February 06, 1986|MINNIE BERNARDINO | Times Staff Writer

Question: Do you have some information on mascarpone cheese? I had a tiny bite of it with fresh fruit and actually enjoyed its creamy taste.

Answer: Mascarpone or Mascherpone is a fresh (uncooked and unripened) type of cheese that originated in Lombardy, Italy, and is now made throughout Italy, usually during the winter months. A double cream cheese with 60% fat, it is often likened to clotted cream or English Devonshire. The flavor is rich and buttery with a pleasantly sourish tang, resembling a combination of our domestic cream cheese and sour cream, which can be used as a substitute.

The soft, pale ivory cheese has a smooth texture, sometimes as light as whipped cream and other times like creamed unsalted butter, which may also serve as a substitute when mixing with spices and other ingredients. A wonderful dessert cheese, serve Mascarpone with berries and other fresh fruit. It is also good mixed with brandy or liqueur, or with candied fruit. As an antipasto, the cheese may be mixed with mustard, anchovies or other cheeses like Gorgonzola and Provolone.

Sold in plastic tubs and containers, Mascarpone is available in fine cheese shops or specialty food shops.
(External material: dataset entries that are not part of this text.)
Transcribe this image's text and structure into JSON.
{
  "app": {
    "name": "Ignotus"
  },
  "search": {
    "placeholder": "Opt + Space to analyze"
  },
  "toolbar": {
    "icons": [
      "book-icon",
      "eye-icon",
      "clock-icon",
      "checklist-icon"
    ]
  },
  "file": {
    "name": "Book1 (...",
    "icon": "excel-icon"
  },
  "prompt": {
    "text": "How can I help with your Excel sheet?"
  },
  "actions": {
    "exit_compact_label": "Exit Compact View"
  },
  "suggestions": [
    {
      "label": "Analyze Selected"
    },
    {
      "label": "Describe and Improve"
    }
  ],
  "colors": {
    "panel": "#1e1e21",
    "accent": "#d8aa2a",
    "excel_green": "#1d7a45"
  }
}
Like most fresh cheeses, it is extremely perishable and should be purchased as fresh as possible and used immediately. Store in the refrigerator up to a few days, securely wrapped or in tightly sealed containers.

Q: When I make a gelatin mold the ingredients sometimes sink to the bottom, but at other times they float. How can I prevent foods from sinking to the bottom?

A: Avoid using too many solids in the mold. For each cup of gelatin, use no more than 1 1/4 cups well drained and chilled solids .

The gelatin should be very softly set before adding any solid ingredient. When doing fancy layered molds, choose ingredients of different weights and porosity. Some foods are natural floaters and others that are heavier fall to the bottom.

According to the "Joy of Cooking" cookbook, the floaters are apple cubes, banana slices, fresh grapefruit sections or pear slices, fresh strawberry halves, broken nut meats and marshmallows. The sinkers are fresh orange slices, fresh grapes, cooked prunes and the following canned fruits: apricots, Royal Anne cherries, peaches, pears, pineapple, plums and raspberries.

Instead of mixing solids with the gelatin and then turning into the mold, the process may be done step by step as follows: a portion (maybe a third or half) of the the gelatin mixture may be allowed to set slightly in the mold by chilling for a short time then the solids implanted. Pieces of food may be impaled on a skewer or wood pick then dipped one at a time into the gelatin. This is then chilled to set and then more gelatin added to soft-set before inserting more solid pieces. Proceed with remaining gelatin and solids and chill completely to set.

Q: A candy recipe I want to try calls for maple sugar, which I heard costs more than ordinary sugar. Can I substitute white or brown sugar?

A: White sugar seems to work better as a substitute but you may need a touch of maple flavoring. However, maple sugar is twice as sweet as granulated sugar so allow about 1 1/2 to 2 cups granulated sugar for each cup of maple sugar called for in a recipe. Maple sugar is made by the evaporation of maple sap or syrup that gives it a concentrated sweetness.